Of course, God doesn’t need us to do mission, evangelism or any sharing of the gospel. He can save whomever he wants without us doing anything. Which should tell us, at an absolute minimum, we aren’t doing it because he can’t. We aren’t doing it because he needs us to do it for him. Which begs the question, if he doesn’t need us to do it, why does he ask us to do it?

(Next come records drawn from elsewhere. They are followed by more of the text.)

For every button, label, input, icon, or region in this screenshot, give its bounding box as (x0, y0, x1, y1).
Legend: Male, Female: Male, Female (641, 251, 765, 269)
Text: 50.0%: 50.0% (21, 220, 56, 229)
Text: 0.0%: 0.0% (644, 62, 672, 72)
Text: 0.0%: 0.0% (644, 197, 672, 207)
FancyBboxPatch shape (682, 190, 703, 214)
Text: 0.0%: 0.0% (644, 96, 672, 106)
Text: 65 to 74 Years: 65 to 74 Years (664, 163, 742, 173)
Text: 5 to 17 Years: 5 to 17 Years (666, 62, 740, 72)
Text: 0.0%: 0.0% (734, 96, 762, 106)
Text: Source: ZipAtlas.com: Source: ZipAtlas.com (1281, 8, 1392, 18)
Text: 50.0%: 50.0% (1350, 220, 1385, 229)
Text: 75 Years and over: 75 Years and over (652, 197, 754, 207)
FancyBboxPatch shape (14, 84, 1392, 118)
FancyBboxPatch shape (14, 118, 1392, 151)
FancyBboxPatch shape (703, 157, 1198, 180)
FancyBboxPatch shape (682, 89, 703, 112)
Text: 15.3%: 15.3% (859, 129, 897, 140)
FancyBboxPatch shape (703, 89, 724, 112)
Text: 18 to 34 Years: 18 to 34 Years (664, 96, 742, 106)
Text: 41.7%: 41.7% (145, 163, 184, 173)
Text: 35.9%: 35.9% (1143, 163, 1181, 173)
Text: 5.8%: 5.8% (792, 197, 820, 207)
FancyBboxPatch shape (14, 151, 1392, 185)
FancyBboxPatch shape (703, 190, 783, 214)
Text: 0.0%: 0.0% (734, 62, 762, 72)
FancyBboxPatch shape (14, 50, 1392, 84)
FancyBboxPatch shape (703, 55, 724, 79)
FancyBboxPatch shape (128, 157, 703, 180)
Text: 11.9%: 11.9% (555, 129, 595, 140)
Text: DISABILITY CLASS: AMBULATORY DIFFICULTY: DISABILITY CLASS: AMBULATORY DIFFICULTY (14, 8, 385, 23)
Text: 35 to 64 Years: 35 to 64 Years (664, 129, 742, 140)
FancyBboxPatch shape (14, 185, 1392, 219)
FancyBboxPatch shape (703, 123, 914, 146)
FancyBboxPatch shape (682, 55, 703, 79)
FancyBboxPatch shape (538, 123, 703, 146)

As any parent will tell you, they don’t really need their toddler to do anything for them either. In fact, everything would be quicker, easier and frankly less messy if they could get on with their jobs while their toddler is in bed or just out of the house altogether. But any parent will tell you, your children will not learn, grow or mature if you constantly do everything for them. It might be quicker, easier and more efficient for you, but if your goal is to raise mature, able and independent human beings, efficiency and what makes life easiest for you tends to operate in inverse for what is helpful in the training and growth of your children. This is, in fact, true in almost any training role you care to mention.
Here we get somewhere near the answer as to why God asks us to do evangelism and mission when he just doesn’t need us to do it. He could save everybody he wants in the blink of an eye. He could do it faster, quicker, more efficiently and less messily entirely without us. Which suggests the reason he asks us to do these things isn’t for his sake, but for ours!
What sort of things might we gain when we do evangelism? We develop a deeper reliance on the Lord has we go out in faith, in much fear and trembling, and rely on him to give us words to say knowing that it is only as his Spirit is at work anybody will respond. We are often pushed further to pray as we get about the Lord’s business knowing that we cannot do it in ourselves. We are pushed further into the Word as we suddenly engage with real life questions that demand an answer. We become more acutely aware of the Spirit’s work in us. We may find we develop godly character as we engage with people, in all sorts of settings and environments, that force us to develop things that might never have developed otherwise. These are just some of things that the Lord might be doing.
Beyond all that, if we know that the Lord has an elect, we engage in the task of evangelism in trust that the Lord has his people here. There are, indeed, people the Lord wants to save and our job is simply to go and find them. This deepens our dependence on the Lord and our trust in him whilst simultaneously freeing us to do the work, knowing that it doesn’t ultimately rest on us.